The file opens with a document dated July 11, 1979 — a beseeching letter from Sir Joseph Pilling, a permanent secretary in the Northern Ireland Office, to the Home Office in London. In the memo, Pilling warned that "the execution of terrorists" would "greatly encourage terrorist morale" and "would swing public opinion... behind the terrorists and against the state. This would apply not just to the Republicans, but amongst the Loyalist community as well, if any of their terrorists should be executed."
Pilling speculated that a revived death penalty would also discourage repentant terrorists from confessing: "The confessions themselves would tend to dry up if the gallows were seen at the end of the process." Furthermore, he noted, under the threat of execution, "terrorists might resort to hostage-taking."
Later that year, the UK parliament held a vote on restoring the death penalty — but a healthy majority of parliamentarians voted "Nay," and the measure was defeated. After the votes were tallied, Thatcher reportedly lost her renowned cool and began shouting at Labour Party parliamentarians from across the dispatch box.
"The execution of Irish people under British law would almost certainly create a situation worse than anything our two governments have experienced."

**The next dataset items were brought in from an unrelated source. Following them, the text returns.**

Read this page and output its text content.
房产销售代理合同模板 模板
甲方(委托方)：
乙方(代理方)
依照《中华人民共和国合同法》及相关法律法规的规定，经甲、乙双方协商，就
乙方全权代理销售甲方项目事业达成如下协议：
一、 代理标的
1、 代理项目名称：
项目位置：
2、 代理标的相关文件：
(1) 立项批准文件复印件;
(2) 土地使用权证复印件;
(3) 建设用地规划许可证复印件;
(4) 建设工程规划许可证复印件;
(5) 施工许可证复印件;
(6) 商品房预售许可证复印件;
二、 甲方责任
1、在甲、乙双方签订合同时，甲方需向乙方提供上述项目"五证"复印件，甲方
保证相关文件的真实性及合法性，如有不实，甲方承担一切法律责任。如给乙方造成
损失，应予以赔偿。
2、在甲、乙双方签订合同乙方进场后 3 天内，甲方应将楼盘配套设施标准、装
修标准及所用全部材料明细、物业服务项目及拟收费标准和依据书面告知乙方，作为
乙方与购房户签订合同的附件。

In 1983, capital punishment was again put to vote in parliament. Shortly before the ballot, an especially pleading letter to Thatcher arrived from Ireland, via the Irish ambassador in London. "The execution of Irish people under British law would almost certainly create a situation worse than anything our two governments have experienced during the past thirteen years," wrote Irish Foreign Minister Peter Barry on July 8, 1983. "The IRA [Irish Republican Army], the INLA [Irish National Liberation Army], and other terrorist organizations would take full advantage of their opportunity."

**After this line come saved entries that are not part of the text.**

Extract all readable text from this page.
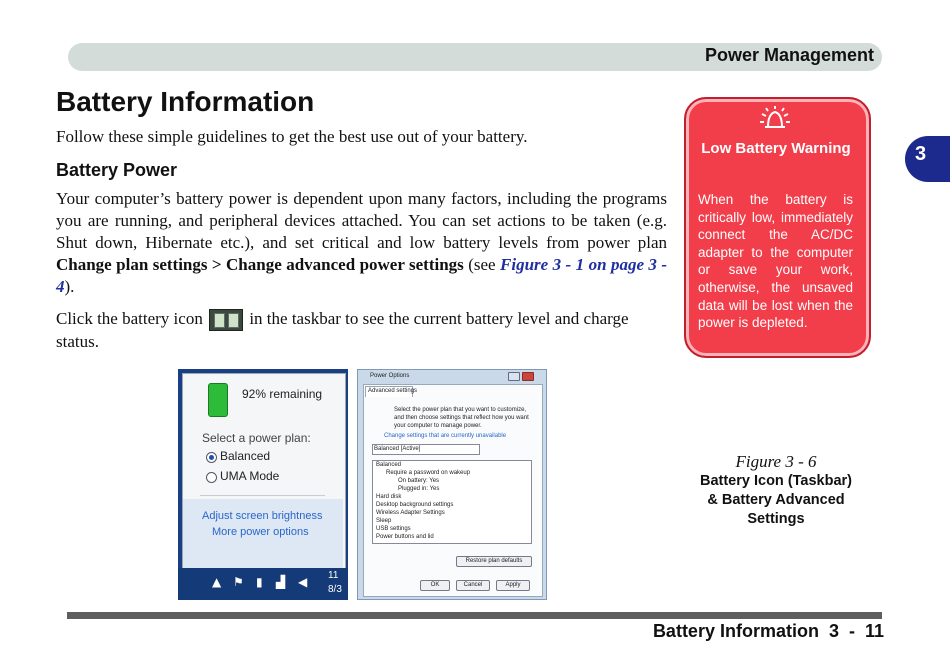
Power Management
3
Battery Information
Follow these simple guidelines to get the best use out of your battery.
Battery Power

Your computer’s battery power is dependent upon many factors, including the programs you are running, and peripheral devices attached. You can set actions to be taken (e.g. Shut down, Hibernate etc.), and set critical and low battery levels from power plan Change plan settings > Change advanced power settings (see Figure 3 - 1 on page 3 - 4).

Click the battery icon
in the taskbar to see the current battery level and charge status.

Low Battery Warning

When the battery is critically low, immediately connect the AC/DC adapter to the computer or save your work, otherwise, the unsaved data will be lost when the power is depleted.

Figure 3 - 6
Battery Icon (Taskbar) & Battery Advanced Settings
92% remaining
Select a power plan:
Balanced
UMA Mode
Adjust screen brightness
More power options
▲ ⚑ ▮ ▟ ◀ 11
8/3
Power Options
Advanced settings
Select the power plan that you want to customize, and then choose settings that reflect how you want your computer to manage power.
Change settings that are currently unavailable
Balanced [Active]
Balanced
Require a password on wakeup
On battery: Yes
Plugged in: Yes
Hard disk
Desktop background settings
Wireless Adapter Settings
Sleep
USB settings
Power buttons and lid
Restore plan defaults
OK	Cancel	Apply
Battery Information  3  -  11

Around the same time yet another note arrived, this one from Pieter Dankert, then president of the European Parliament. Writing to "Dear Mrs. Thatcher" from Luxembourg, Dankert charged that the restoration of capital punishment, "would be an extraordinary and terrible decision. Britain would be taking a great step backwards from its position of moral authority both in the community and the commonwealth."
On 18 July 1983, Thatcher herself penned a letter to Professor John Gunn, a political theorist at Cambridge who had written a report on the possible effects of a death penalty revival. Thatcher avowed that she would personally "vote to restore the death penalty."
And yet, later in 1983, Thatcher's effort was again defeated. A decade on, in 1994, the British parliament held its last debate on the reintroduction of capital punishment.
The death penalty in England, Wales, and Scotland was suspended in 1965 — and wholly abolished in 1969. Northern Ireland nixed capital punishment several years later, in 1973.
But IRA bombings in the mid-70s inspired calls for a reintroduction of state executions. By 1979, Thatcher "hoped that a large intake of new Tory MPs who favoured hanging would vote with her to restore it, at least for terrorist murderers and the killing of police officers," wrote former Conservative MP Jonathan Aitken, in his 2013 biography of Thatcher.
Capital punishment was employed in Britain from the earliest days of the state's existence. Indeed, British criminal law was once known as the "Bloody Code" — on account of how liberally it doled out death sentences. In the 18th century, the death penalty was applied to such paltry crimes as pickpocketing, stealing bread, and "being in the company of gypsies for one month." It was only in the 19th century that British lawmakers started to curb their application of lethal law and order.